RACINE - Joseph Barker Jr. isn't the only former criminal who's ever turned his life around. But if you're looking for a shining example of someone who has, he more than qualifies. For most of his life, Barker could have served as the definition of "unemployable." A troubled, abused child, he joined gangs and became a habitual criminal, going in and out of jail and prison. He fathered three children whose support payments he could not and was not making. Barker talks about all of that now. He knows it's in his past.
Instead of hanging out on the streets and living the gang life, he gets up before the birds to start work at 6 a.m. at his construction job, six days a week. That job happens to be the $2.15 billion We Energies power plant expansion in Oak Creek.
In talking to Barker, it's plain that he revels in his current life and line of work. He proudly shows a certificate proclaiming him Labor Apprentice of the Year for 2007 in the Laborer Craft trade.
"I'll tell you how good a worker he is," said David Cummings, a supervisor for Bechtel Construction on the We Energies job site. "If he's waiting on the elevator, he's got a broom in his hands, and he's sweeping up till the elevator gets there."

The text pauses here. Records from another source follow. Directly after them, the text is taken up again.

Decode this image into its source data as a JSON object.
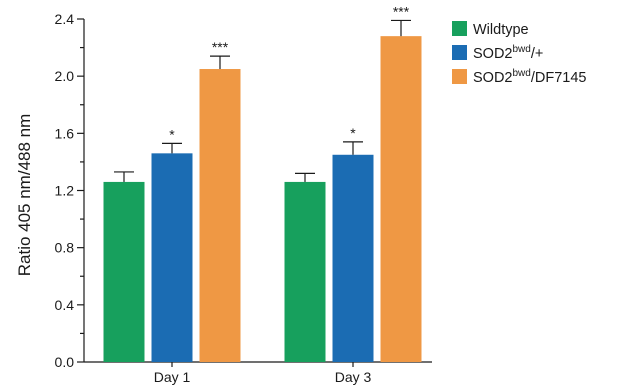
{
  "chart_data": {
    "type": "bar",
    "title": "",
    "xlabel": "",
    "ylabel": "Ratio 405 nm/488 nm",
    "ylim": [
      0,
      2.4
    ],
    "yticks": [
      "0.0",
      "0.4",
      "0.8",
      "1.2",
      "1.6",
      "2.0",
      "2.4"
    ],
    "categories": [
      "Day 1",
      "Day 3"
    ],
    "grid": false,
    "legend_position": "top-right",
    "series": [
      {
        "name": "Wildtype",
        "legend_base": "Wildtype",
        "legend_sup": "",
        "legend_suffix": "",
        "color": "#17a05d",
        "values": [
          1.26,
          1.26
        ],
        "errors": [
          0.07,
          0.06
        ],
        "significance": [
          "",
          ""
        ]
      },
      {
        "name": "SOD2bwd/+",
        "legend_base": "SOD2",
        "legend_sup": "bwd",
        "legend_suffix": "/+",
        "color": "#1b6cb3",
        "values": [
          1.46,
          1.45
        ],
        "errors": [
          0.07,
          0.09
        ],
        "significance": [
          "*",
          "*"
        ]
      },
      {
        "name": "SOD2bwd/DF7145",
        "legend_base": "SOD2",
        "legend_sup": "bwd",
        "legend_suffix": "/DF7145",
        "color": "#ef9844",
        "values": [
          2.05,
          2.28
        ],
        "errors": [
          0.09,
          0.11
        ],
        "significance": [
          "***",
          "***"
        ]
      }
    ]
  }
}
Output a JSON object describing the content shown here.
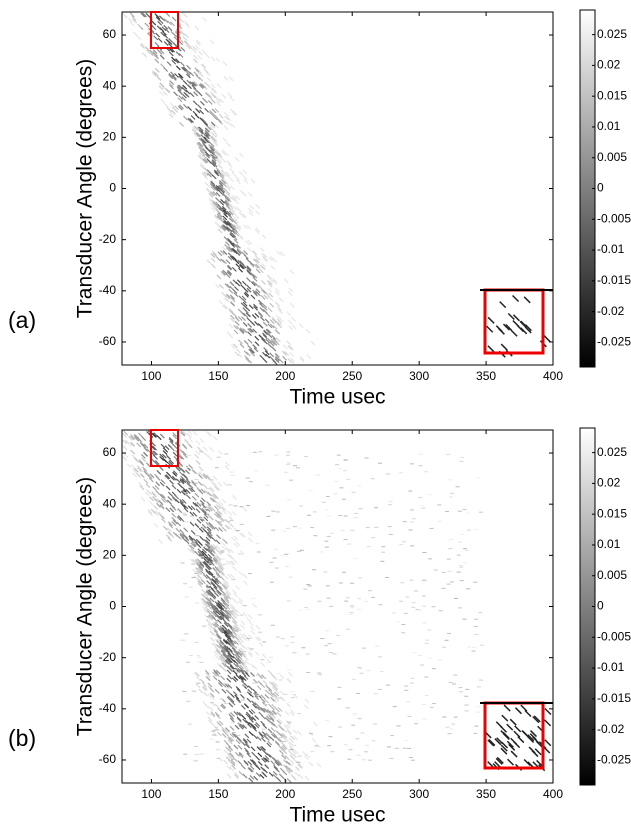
{
  "chart_data": [
    {
      "type": "heatmap",
      "panel_label": "(a)",
      "xlabel": "Time usec",
      "ylabel": "Transducer Angle (degrees)",
      "xlim": [
        78,
        400
      ],
      "xticks": [
        100,
        150,
        200,
        250,
        300,
        350,
        400
      ],
      "ylim": [
        -69,
        69
      ],
      "yticks": [
        -60,
        -40,
        -20,
        0,
        20,
        40,
        60
      ],
      "clim": [
        -0.029,
        0.029
      ],
      "colormap": "gray",
      "cticks": [
        -0.025,
        -0.02,
        -0.015,
        -0.01,
        -0.005,
        0,
        0.005,
        0.01,
        0.015,
        0.02,
        0.025
      ]
    },
    {
      "type": "heatmap",
      "panel_label": "(b)",
      "xlabel": "Time usec",
      "ylabel": "Transducer Angle (degrees)",
      "xlim": [
        78,
        400
      ],
      "xticks": [
        100,
        150,
        200,
        250,
        300,
        350,
        400
      ],
      "ylim": [
        -69,
        69
      ],
      "yticks": [
        -60,
        -40,
        -20,
        0,
        20,
        40,
        60
      ],
      "clim": [
        -0.029,
        0.029
      ],
      "colormap": "gray",
      "cticks": [
        -0.025,
        -0.02,
        -0.015,
        -0.01,
        -0.005,
        0,
        0.005,
        0.01,
        0.015,
        0.02,
        0.025
      ]
    }
  ]
}
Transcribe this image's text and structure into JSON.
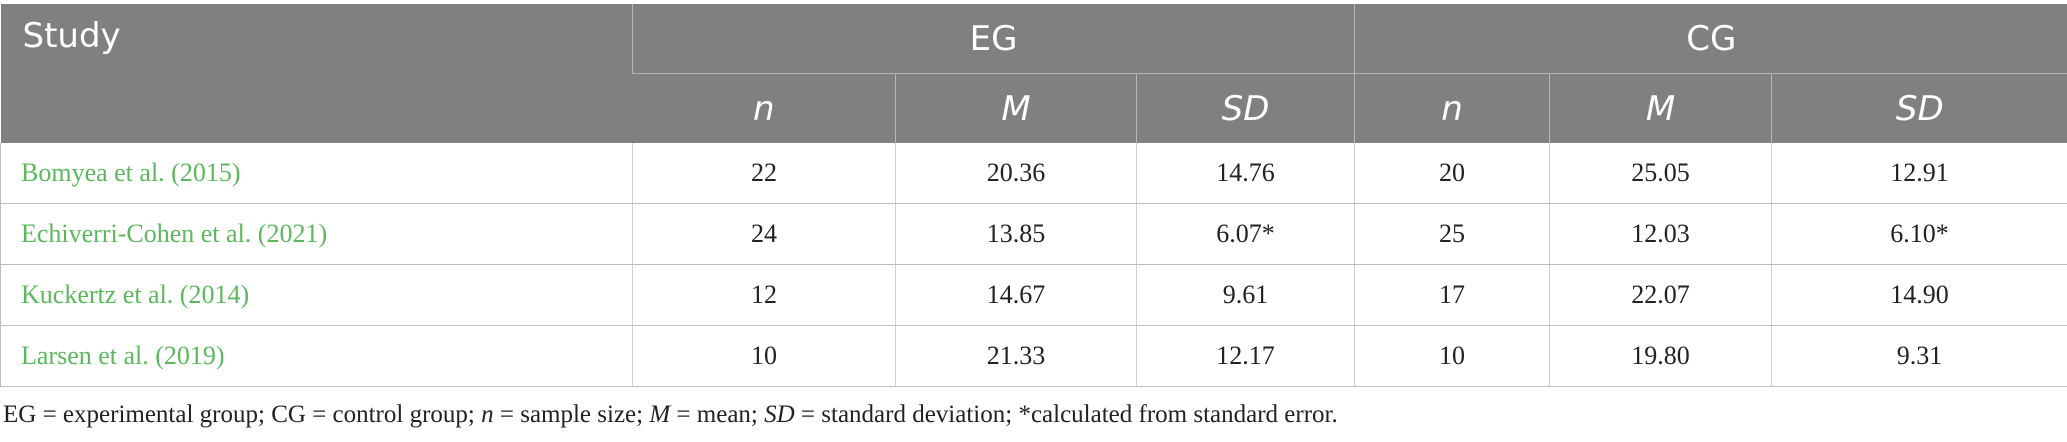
{
  "table": {
    "headers": {
      "study": "Study",
      "eg": "EG",
      "cg": "CG",
      "sub": [
        "n",
        "M",
        "SD",
        "n",
        "M",
        "SD"
      ]
    },
    "rows": [
      {
        "study": "Bomyea et al. (2015)",
        "eg_n": "22",
        "eg_m": "20.36",
        "eg_sd": "14.76",
        "cg_n": "20",
        "cg_m": "25.05",
        "cg_sd": "12.91"
      },
      {
        "study": "Echiverri-Cohen et al. (2021)",
        "eg_n": "24",
        "eg_m": "13.85",
        "eg_sd": "6.07*",
        "cg_n": "25",
        "cg_m": "12.03",
        "cg_sd": "6.10*"
      },
      {
        "study": "Kuckertz et al. (2014)",
        "eg_n": "12",
        "eg_m": "14.67",
        "eg_sd": "9.61",
        "cg_n": "17",
        "cg_m": "22.07",
        "cg_sd": "14.90"
      },
      {
        "study": "Larsen et al. (2019)",
        "eg_n": "10",
        "eg_m": "21.33",
        "eg_sd": "12.17",
        "cg_n": "10",
        "cg_m": "19.80",
        "cg_sd": "9.31"
      }
    ]
  },
  "footnote": {
    "p1": "EG = experimental group; CG = control group; ",
    "n": "n",
    "p2": " = sample size; ",
    "m": "M",
    "p3": " = mean; ",
    "sd": "SD",
    "p4": " = standard deviation; *calculated from standard error."
  },
  "colors": {
    "header_bg": "#7f807f",
    "study_link": "#5cb85c"
  }
}
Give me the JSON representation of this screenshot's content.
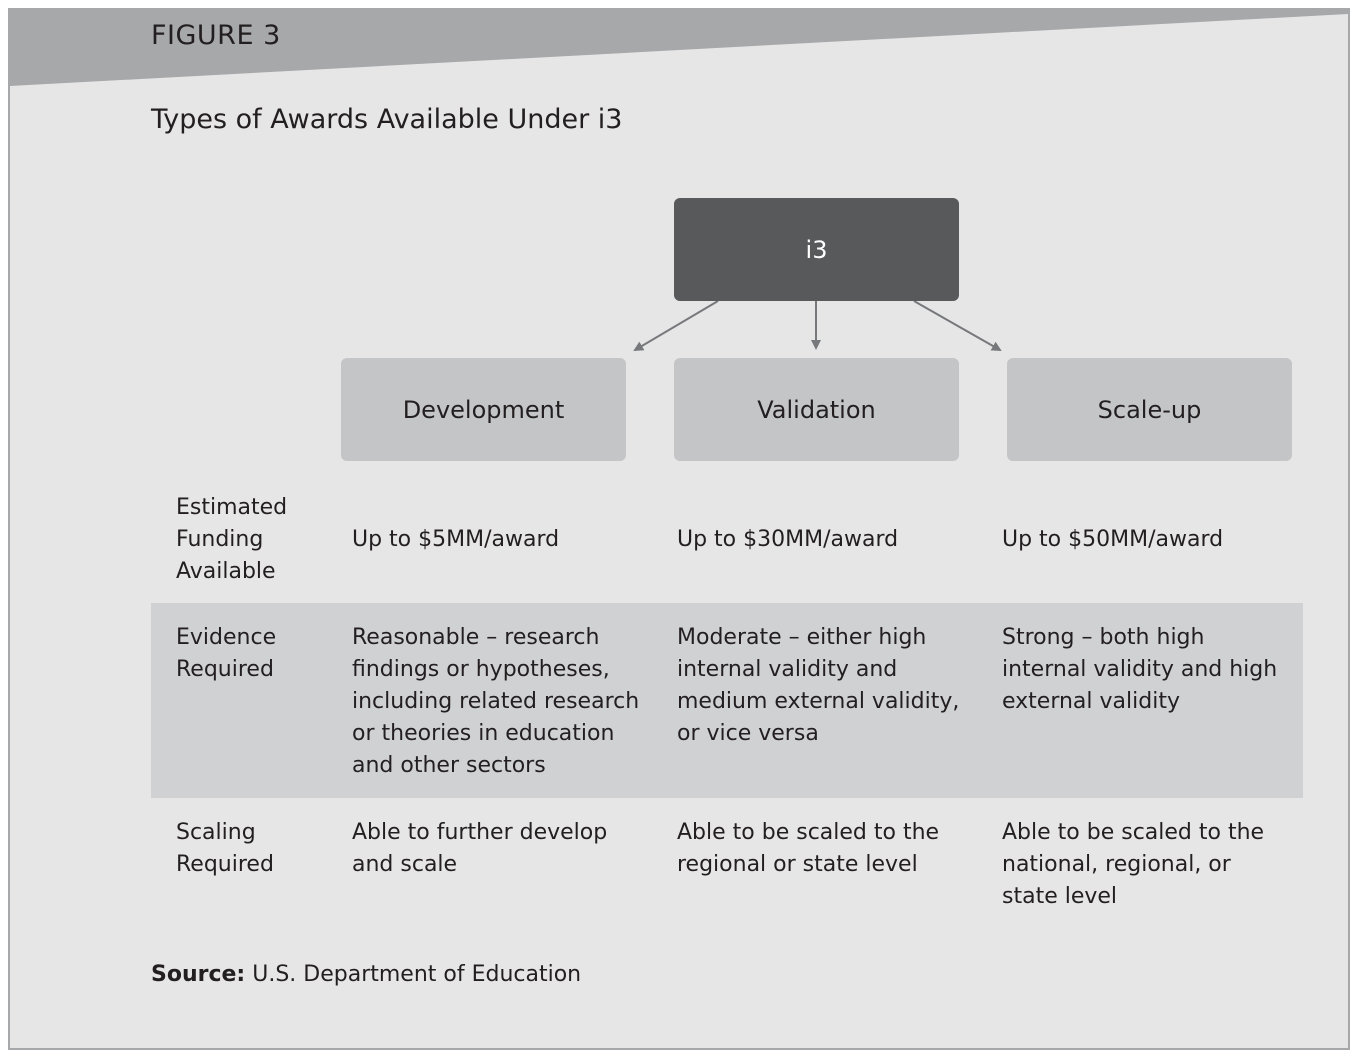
{
  "figure": {
    "label": "FIGURE 3",
    "title": "Types of Awards Available Under i3"
  },
  "diagram": {
    "root": "i3",
    "children": [
      "Development",
      "Validation",
      "Scale-up"
    ]
  },
  "rows": [
    {
      "label_lines": [
        "Estimated",
        "Funding",
        "Available"
      ],
      "values": [
        [
          "Up to $5MM/award"
        ],
        [
          "Up to $30MM/award"
        ],
        [
          "Up to $50MM/award"
        ]
      ]
    },
    {
      "label_lines": [
        "Evidence",
        "Required"
      ],
      "values": [
        [
          "Reasonable – research",
          "findings or hypotheses,",
          "including related research",
          "or theories in education",
          "and other sectors"
        ],
        [
          "Moderate – either high",
          "internal validity and",
          "medium external validity,",
          "or vice versa"
        ],
        [
          "Strong – both high",
          "internal validity and high",
          "external validity"
        ]
      ]
    },
    {
      "label_lines": [
        "Scaling",
        "Required"
      ],
      "values": [
        [
          "Able to further develop",
          "and scale"
        ],
        [
          "Able to be scaled to the",
          "regional or state level"
        ],
        [
          "Able to be scaled to the",
          "national, regional, or",
          "state level"
        ]
      ]
    }
  ],
  "source": {
    "prefix": "Source:",
    "text": " U.S. Department of Education"
  },
  "colors": {
    "background": "#e6e6e7",
    "header_band": "#a7a8aa",
    "root_box": "#58595b",
    "child_box": "#c4c5c7",
    "highlight_row": "#d0d1d3",
    "arrow": "#77787b"
  }
}
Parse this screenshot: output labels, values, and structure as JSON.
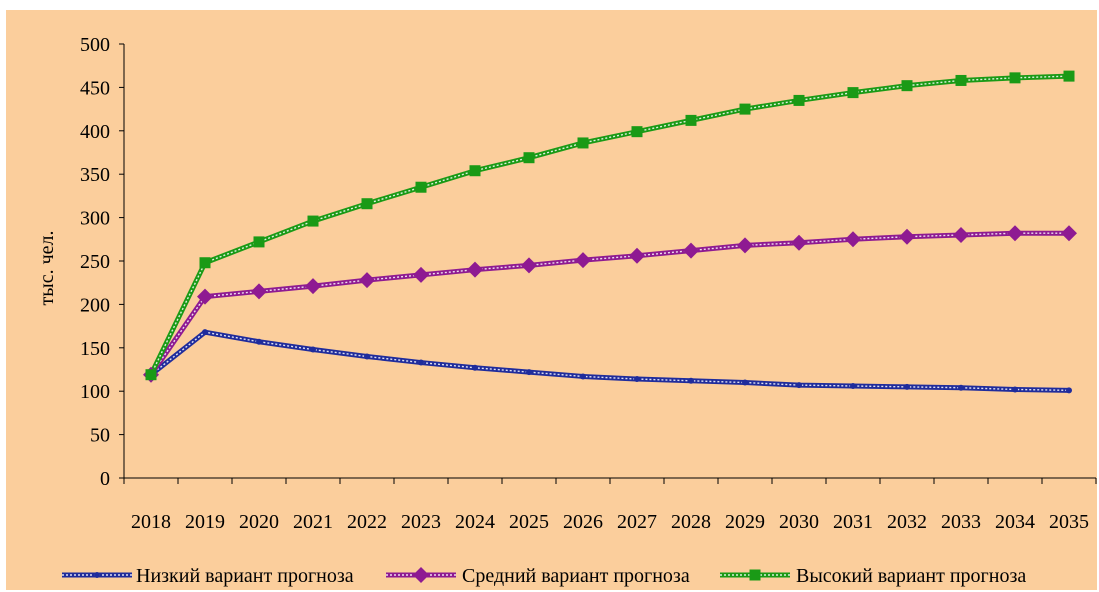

"He tries very hard; he's very proud of what he's done," continued Cummings, lead general foreman over scaffolding. "The guy has really turned his life around - and we're proud of what he's done. And I don't believe he'll go back to the other life." But a mental transformation doesn't magically bestow work skills. Where does a new attitude take a high school dropout who eaves prison with a seventh-grade reading level? The elements that took Barker to journeyman laborer were his new outlook, his determination and the First Choice Pre-Apprenticeship Program. He became the program's first graduate to complete an apprenticeship and become a journeyman.